Viral: The Search for the Origin of COVID-19
- Author: Alina Chan and Matt Ridley
- Published: November 16, 2021
- Publisher: HarperCollins
- ISBN: 978-0-00-848749-2

= Viral: The Search for the Origin of COVID-19 =

2021 book by Alina Chan and Matt Ridley

Viral: The Search for the Origin of COVID-19 is a 2021 book by Canadian molecular biologist Alina Chan and British science writer Matt Ridley. The authors describe ongoing investigations into the origin of COVID-19.
An updated version was published in June 2022.

==Reviews==
The book has received mixed reviews.
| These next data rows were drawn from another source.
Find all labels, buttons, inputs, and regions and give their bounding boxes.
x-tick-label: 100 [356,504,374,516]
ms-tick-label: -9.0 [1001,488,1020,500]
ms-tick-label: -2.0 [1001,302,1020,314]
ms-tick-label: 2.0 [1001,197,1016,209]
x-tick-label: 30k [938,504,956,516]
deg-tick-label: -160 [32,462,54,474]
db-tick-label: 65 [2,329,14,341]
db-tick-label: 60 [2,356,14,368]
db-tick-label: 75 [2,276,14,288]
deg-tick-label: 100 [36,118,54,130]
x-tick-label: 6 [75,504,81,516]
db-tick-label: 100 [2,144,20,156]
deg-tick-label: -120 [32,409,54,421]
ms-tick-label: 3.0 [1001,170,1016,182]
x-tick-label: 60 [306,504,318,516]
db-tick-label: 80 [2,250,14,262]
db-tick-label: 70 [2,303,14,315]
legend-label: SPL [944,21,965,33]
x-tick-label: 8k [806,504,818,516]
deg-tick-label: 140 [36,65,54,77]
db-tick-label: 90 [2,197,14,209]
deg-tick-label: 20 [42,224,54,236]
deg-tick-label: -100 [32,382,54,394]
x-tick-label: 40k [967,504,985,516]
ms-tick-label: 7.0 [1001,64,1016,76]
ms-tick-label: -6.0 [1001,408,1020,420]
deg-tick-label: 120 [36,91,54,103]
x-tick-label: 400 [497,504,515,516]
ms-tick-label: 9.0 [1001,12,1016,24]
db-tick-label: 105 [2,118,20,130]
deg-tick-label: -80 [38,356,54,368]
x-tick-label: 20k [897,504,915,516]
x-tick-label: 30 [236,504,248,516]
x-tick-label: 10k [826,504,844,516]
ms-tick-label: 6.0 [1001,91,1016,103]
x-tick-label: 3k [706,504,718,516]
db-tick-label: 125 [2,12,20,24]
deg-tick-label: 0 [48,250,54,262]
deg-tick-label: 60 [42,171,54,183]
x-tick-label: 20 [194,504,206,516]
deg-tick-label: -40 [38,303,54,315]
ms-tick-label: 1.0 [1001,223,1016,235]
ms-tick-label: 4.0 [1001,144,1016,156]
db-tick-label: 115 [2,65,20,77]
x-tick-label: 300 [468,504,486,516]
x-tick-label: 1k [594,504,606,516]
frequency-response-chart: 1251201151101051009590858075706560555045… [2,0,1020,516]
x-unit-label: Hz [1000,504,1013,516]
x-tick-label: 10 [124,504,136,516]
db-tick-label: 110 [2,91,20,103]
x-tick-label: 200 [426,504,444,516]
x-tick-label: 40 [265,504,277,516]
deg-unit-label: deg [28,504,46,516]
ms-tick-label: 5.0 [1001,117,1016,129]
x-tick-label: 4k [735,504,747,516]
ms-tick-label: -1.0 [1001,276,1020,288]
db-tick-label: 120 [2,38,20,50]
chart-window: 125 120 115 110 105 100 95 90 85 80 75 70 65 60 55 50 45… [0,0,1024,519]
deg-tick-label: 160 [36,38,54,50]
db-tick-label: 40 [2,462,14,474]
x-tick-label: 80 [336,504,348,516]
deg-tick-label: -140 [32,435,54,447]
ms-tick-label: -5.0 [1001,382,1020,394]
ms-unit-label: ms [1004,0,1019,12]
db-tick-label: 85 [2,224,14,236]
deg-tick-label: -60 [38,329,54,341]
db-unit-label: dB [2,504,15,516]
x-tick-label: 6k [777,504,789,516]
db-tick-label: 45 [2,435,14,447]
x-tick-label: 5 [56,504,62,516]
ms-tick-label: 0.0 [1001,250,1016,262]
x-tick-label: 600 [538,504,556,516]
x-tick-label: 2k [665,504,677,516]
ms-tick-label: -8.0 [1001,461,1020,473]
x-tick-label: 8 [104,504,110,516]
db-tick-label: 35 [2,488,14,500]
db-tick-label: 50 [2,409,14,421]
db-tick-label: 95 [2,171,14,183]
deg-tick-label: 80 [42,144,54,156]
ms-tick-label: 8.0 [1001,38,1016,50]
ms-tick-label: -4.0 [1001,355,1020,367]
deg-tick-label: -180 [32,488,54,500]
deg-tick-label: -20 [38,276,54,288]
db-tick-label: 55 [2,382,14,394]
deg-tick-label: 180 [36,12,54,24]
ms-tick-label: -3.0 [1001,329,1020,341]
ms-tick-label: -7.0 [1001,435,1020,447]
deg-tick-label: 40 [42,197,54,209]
The Wall Street Journals reviewer said the book has compiled "perhaps the most comprehensive case for the lab-leak theory currently available". Columnist Michael Hiltzik wrote in the Los Angeles Times that the authors "place[d] a conspiracy theory between hardcovers to masquerade as sober scientific inquiry." A review in The Times described it as concluding that the lab-leak hypothesis is "highly possible" rather than "definitely true". Writing in The Guardian, medical journalist Mark Honigsbaum considered the book's main argument to be unconvincing, and some of Chan and Ridley's descriptions to be "highly misleading". Author Steven Poole writing for the Daily Telegraph was unconvinced by the central thesis although he did support the authors in their plea to discontinue gain of function research.